I should have messaged earlier about face to face stuff. I took too long in deciding. Though knowing me, if I had decided earlier and shit happened, I would have wished I had done nothing.
Also it probably wouldn't have mattered anyway, with his track record of following through on shit and keeping his word and everything.
Really, I don't know why I care all of a sudden? I really had zero intention on speaking with him until I found out he was moving across the country. Perhaps the fact that it is no longer a viable option has me wishing I took it, especially since the fucking dreams are still happening. God, I hate the dreams. There are so many of them and it is terrible.
Right now I don't feel sad or anything like that. I'm really just angry. I keep thinking about this missed opportunity and I keep thinking about how he has yet another girlfriend despite that he always kept telling me (and others, I imagine) the bullshit line of "oh I just couldn't be in a relationship anymore." That line is cheap and garbage and untrue, given that he has been in a relationship for more time than he has been out of one since we broke up (and probably before that also).
Meanwhile, I go back and forth on whether I want a relationship, and even if I ultimately decided I wanted one again...that shit isn't easy for me, and thinking about how he complained about connecting with people always infuriates me. Because I actually have that problem. Which is why, as I've said before, I've only been in one relationship. I am not about to get into that sort of commitment with someone when I feel little to nothing for them. Before the ex, I tried doing that and it was a disaster and it made me hate myself even more because I always felt terribly guilty about it.
Of course, my whole saga with him just exacerbated that problem, because I emotionally shut down and shut out practically everyone. I became a fucking robot, with no emotion and feeling nothing even towards my closest friends and family most of the time. It has only been recently that that has begun to change a bit, though I still find myself in emotionless trances at times, with a desire to do nothing but sit around and waste away. And I pin other stuff on medication and going to sessions and all, which have been good but I fear what will happen if and when I stop. (A friend has warned me about getting too dependent on the meds, and I already know/believe I am, because if I forget or stop for a few days, my mood plummets and I end up back in the same dark place I've been trying to climb out of for a long time now.)
So, I don't know. I just get bitter. Sometimes I wonder if the shit he did was my karma catching up with me for the shit I did in high school, where I would convince myself I liked people and then soon realized I really didn't, leaving that person all sad and everything. Was he nature's justice, in a way? But me thinking that returns to me thinking I deserved it all, which I do honestly always go back and forth on depending on my mood and my level of self-esteem that day.

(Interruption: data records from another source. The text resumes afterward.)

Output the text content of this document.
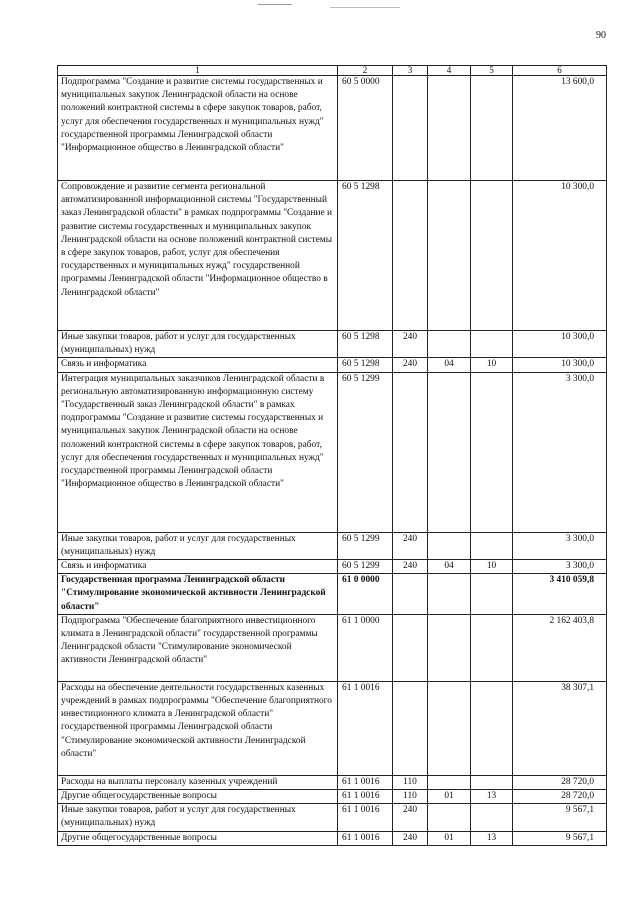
90
1	2	3	4	5	6
Подпрограмма "Создание и развитие системы государственных и муниципальных закупок Ленинградской области на основе положений контрактной системы в сфере закупок товаров, работ, услуг для обеспечения государственных и муниципальных нужд" государственной программы Ленинградской области "Информационное общество в Ленинградской области"	60 5 0000				13 600,0
Сопровождение и развитие сегмента региональной автоматизированной информационной системы "Государственный заказ Ленинградской области" в рамках подпрограммы "Создание и развитие системы государственных и муниципальных закупок Ленинградской области на основе положений контрактной системы в сфере закупок товаров, работ, услуг для обеспечения государственных и муниципальных нужд" государственной программы Ленинградской области "Информационное общество в Ленинградской области"	60 5 1298				10 300,0
Иные закупки товаров, работ и услуг для государственных (муниципальных) нужд	60 5 1298	240			10 300,0
Связь и информатика	60 5 1298	240	04	10	10 300,0
Интеграция муниципальных заказчиков Ленинградской области в региональную автоматизированную информационную систему "Государственный заказ Ленинградской области" в рамках подпрограммы "Создание и развитие системы государственных и муниципальных закупок Ленинградской области на основе положений контрактной системы в сфере закупок товаров, работ, услуг для обеспечения государственных и муниципальных нужд" государственной программы Ленинградской области "Информационное общество в Ленинградской области"	60 5 1299				3 300,0
Иные закупки товаров, работ и услуг для государственных (муниципальных) нужд	60 5 1299	240			3 300,0
Связь и информатика	60 5 1299	240	04	10	3 300,0
Государственная программа Ленинградской области "Стимулирование экономической активности Ленинградской области"	61 0 0000				3 410 059,8
Подпрограмма "Обеспечение благоприятного инвестиционного климата в Ленинградской области" государственной программы Ленинградской области "Стимулирование экономической активности Ленинградской области"	61 1 0000				2 162 403,8
Расходы на обеспечение деятельности государственных казенных учреждений в рамках подпрограммы "Обеспечение благоприятного инвестиционного климата в Ленинградской области" государственной программы Ленинградской области "Стимулирование экономической активности Ленинградской области"	61 1 0016				38 307,1
Расходы на выплаты персоналу казенных учреждений	61 1 0016	110			28 720,0
Другие общегосударственные вопросы	61 1 0016	110	01	13	28 720,0
Иные закупки товаров, работ и услуг для государственных (муниципальных) нужд	61 1 0016	240			9 567,1
Другие общегосударственные вопросы	61 1 0016	240	01	13	9 567,1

I do wish I were like others, and that I did not dwell on things. But I have always been one to think about shit too long, and to obsess over things that happened in the past and what I could have done to change it. My parents always told me that I should not do that, since it just causes me grief and stress and sadness, but doing so is so ingrained in me that I can't help it most of the time. It has also contributed to my perfectionism, because I often forget that hindsight is 20/20 and believe I should have known everything that would happen at the time it was occurring.
Unfortunately, I do dwell. And the more important something was to me, the more I dwell on it.